More thoughts on improvisation
Let your emotions fill you from the inside and radiance out, let it be a fuel that fills you from top to toe. The energy and feeling is like a horse – don’t hold it too tight because that will restrict where it will take you, however don’t let it go amok by itself without having any control of it. Keep the energy inside you and reveal it without throwing it away.
- How do we proceed in an improvisation?
- 1. Change abruptly/contrasting. 2. Change gradually. 3. Stay with what you are in.
- Tools – vocal, pitching, actions, timing, space – how does different external tools affect the meaning of what we are doing?
- Spontaneity – just let things happen, get carried away by what you are doing
- Imaginative vocal and physical narration
- Do not talk about your partner or about the audience – never say “you”.
- Only speak in 1st or 3rd person.
- Never be in charge of your partner. Do not direct them or try to change them.

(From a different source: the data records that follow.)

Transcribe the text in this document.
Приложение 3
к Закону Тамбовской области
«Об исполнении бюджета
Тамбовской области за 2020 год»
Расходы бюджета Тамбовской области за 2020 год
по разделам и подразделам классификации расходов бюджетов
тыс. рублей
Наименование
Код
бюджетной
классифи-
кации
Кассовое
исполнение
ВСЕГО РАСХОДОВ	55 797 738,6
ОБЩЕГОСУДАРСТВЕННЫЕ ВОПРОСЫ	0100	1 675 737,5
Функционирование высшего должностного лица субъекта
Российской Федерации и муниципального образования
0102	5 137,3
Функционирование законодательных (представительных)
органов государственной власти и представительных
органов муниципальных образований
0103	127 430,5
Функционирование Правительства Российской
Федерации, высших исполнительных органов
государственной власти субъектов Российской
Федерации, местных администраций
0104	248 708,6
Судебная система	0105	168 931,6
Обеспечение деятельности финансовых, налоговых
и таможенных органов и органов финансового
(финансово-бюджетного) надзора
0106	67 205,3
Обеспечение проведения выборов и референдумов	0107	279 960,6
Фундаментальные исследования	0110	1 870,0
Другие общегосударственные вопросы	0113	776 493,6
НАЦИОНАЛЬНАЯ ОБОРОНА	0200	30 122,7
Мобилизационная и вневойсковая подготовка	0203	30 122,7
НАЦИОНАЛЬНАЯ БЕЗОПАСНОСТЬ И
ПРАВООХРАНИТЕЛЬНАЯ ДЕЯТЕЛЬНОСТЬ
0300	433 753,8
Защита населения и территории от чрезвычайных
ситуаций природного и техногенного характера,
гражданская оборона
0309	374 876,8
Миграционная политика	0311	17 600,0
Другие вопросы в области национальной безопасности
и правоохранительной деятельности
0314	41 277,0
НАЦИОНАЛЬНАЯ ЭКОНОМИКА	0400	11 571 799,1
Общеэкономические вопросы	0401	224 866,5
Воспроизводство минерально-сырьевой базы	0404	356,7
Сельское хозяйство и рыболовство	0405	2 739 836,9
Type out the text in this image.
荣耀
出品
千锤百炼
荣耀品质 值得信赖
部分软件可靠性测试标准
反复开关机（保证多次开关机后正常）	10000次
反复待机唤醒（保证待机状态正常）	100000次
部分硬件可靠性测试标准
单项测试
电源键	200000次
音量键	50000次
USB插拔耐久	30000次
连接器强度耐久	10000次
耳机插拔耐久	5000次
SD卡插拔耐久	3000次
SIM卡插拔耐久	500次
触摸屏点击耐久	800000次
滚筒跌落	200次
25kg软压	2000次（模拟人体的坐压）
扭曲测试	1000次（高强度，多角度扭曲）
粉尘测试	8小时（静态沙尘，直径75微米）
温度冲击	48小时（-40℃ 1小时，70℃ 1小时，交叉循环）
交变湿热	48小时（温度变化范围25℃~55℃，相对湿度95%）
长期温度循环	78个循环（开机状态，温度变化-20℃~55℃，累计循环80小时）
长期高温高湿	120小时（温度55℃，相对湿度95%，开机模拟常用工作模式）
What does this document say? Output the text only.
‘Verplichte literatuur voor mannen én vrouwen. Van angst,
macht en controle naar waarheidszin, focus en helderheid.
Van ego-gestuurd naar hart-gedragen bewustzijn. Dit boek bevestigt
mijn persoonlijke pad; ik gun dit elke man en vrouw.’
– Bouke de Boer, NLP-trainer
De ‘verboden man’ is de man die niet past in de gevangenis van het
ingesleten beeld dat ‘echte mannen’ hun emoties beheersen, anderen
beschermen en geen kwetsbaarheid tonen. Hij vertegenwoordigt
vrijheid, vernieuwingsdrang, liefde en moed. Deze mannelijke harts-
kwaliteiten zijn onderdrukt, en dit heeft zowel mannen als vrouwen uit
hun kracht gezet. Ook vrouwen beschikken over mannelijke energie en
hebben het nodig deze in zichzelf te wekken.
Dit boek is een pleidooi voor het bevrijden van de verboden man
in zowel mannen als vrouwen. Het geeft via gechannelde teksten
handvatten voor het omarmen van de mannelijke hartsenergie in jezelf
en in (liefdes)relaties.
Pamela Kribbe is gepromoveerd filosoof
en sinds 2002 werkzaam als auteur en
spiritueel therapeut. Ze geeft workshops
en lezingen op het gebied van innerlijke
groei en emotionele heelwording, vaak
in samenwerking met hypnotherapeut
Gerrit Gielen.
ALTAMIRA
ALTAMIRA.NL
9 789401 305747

- Do not be beholden by your partner. They are then narrowing down your choices.
- Narrating about your true life or from imagination?
- Imagination is more interesting than true life. You have already experienced your real situations but you have never experienced your spontaneous imagination before.
- We don’t invite reality but everything you say and think will always be a true story about yourself.
- You cannot have secrets about yourself that you don’t want to be revealed on stage because everything you do is always a part of you.
- Your partner is always perfect.
- Your partner does always right therefore you shall always be able to react to what your partner gives you.
- You have to be so open and responsive that you get affected by your partner even though they are not open.
- “Take what you get – not what you want”
- The blank paper – imagination can never peer out.
- When the blank paper shows up in your mind – embrace it. A blank paper you can fill with anything, it has more opportunities than you can ever imagine. If you fill it with “not knowing” that is when you have fallen into a trap. Fill it with the first thing that comes into your mind.
- We need to find calmness and stillness in our creation, which the blank paper allows. What prevents us from getting in contact with our imagination is when we get in contact with our anxiety; with our concern about the content.
- Never think in negatives – never tell yourself “not”
- If you have an image do not tell yourself not to have that image even though it is not perfect – just go with it.
- Practice the way you want to be. Do not go slower or different in order to succeed and build it up slowly. Practice what you want and fail over and over again until you have it.
- There is no point to be an artist if you cannot laugh at yourself when you fail.
- It is about making yourself available to your creativity – you are a vast of resources and images which you just have to allow to show up.
- You cannot live in a cave without looking out , experience life, everything you experience is to your advantage.